Queen Martha of Tuft has a tough time of it, especially after she kinda-sorta becomes a man, in that classic "gender swap/mistaken identity" trope. Phillips creates an interesting character here: in many ways, Martha is naïve. She knows little of life outside a castle (has no idea of the value of money, for instance). Yet she also has many skills she once perceived as pointless, such as the ability to speak many foreign languages. Her observations of Humphrey and Conrad and attempts to fit in and emulate maleness are funny, sure, but they're also part of a larger commentary on gender that Phillips weaves throughout the book.

Stories like this, stories that poke fun at the tropes and shorthand we've constructed of medieval worlds and legends like Arthuriana, are valuable. It's one thing to strive for "historically accurate" fiction and another to just take a can-opener to history and tear the top off to find out what lies beneath. The Table of Less Valued Knights starts as a light-hearted, humorous story. Yet the deeper I went, the more plot I found.

Martha's a wonderful protagonist, and her reviled husband, Edwin, is an equally wonderful antagonist. He starts off as a stock, stereotypical villain type: a lascivious lout with no respect, for women or for men, and far too big an opinion of his own cunning. But Phillips soon lends substance to his pomp, showing that Edwin has some teeth. The moment he goes from comical thorn in the side to actual villain is pretty shocking, in the sense that I'm surprised the author lets him get away with it.

This sense—that the characters are more two-dimensional actors in the author's drama—does run throughout the story, and it's possible this could be a bigger problem for you than it was for me. Phillips never quite breaks the fourth wall like other authors do (and I love me some fourth-wall breaking), but the narrative structure is both absurd and serendipitous at points. You kind of just have to go with it, and want to enjoy this type of book. Wishing it's something more complex is only going to get you disappointment.

I was ambivalent about The Table of Less Valued Knights when I began, but by the end I had a smile on my face.
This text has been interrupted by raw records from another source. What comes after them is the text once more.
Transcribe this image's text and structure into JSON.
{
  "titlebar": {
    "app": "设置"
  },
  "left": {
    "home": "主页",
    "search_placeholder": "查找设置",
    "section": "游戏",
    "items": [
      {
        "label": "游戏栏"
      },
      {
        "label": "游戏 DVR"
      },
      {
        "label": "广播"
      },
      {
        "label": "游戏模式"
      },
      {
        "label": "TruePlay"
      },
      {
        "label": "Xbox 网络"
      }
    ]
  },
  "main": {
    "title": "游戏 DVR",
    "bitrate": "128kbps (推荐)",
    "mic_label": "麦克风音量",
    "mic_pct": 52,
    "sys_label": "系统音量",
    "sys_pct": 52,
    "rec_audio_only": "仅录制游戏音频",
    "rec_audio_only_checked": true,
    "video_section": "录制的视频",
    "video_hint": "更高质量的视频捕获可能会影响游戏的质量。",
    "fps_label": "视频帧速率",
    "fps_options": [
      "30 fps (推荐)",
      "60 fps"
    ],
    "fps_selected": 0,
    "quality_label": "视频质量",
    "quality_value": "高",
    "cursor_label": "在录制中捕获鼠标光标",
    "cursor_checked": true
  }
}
Surprises like that are always welcome; here I was starting a book I thought I'd like at best, and I ended up having a much better time. It's not even the over-arching plot or the characters so much as all the little bits Phillips throws in—like the dwarf manning the customs post at the border of Tuft showing up again at the border of Grint, much to Edwin's irritation and surprise. It's these little things that show how much fun Phillips must have had inhabiting this universe, and when the fun an author has shines through, the experience is that much better for a reader.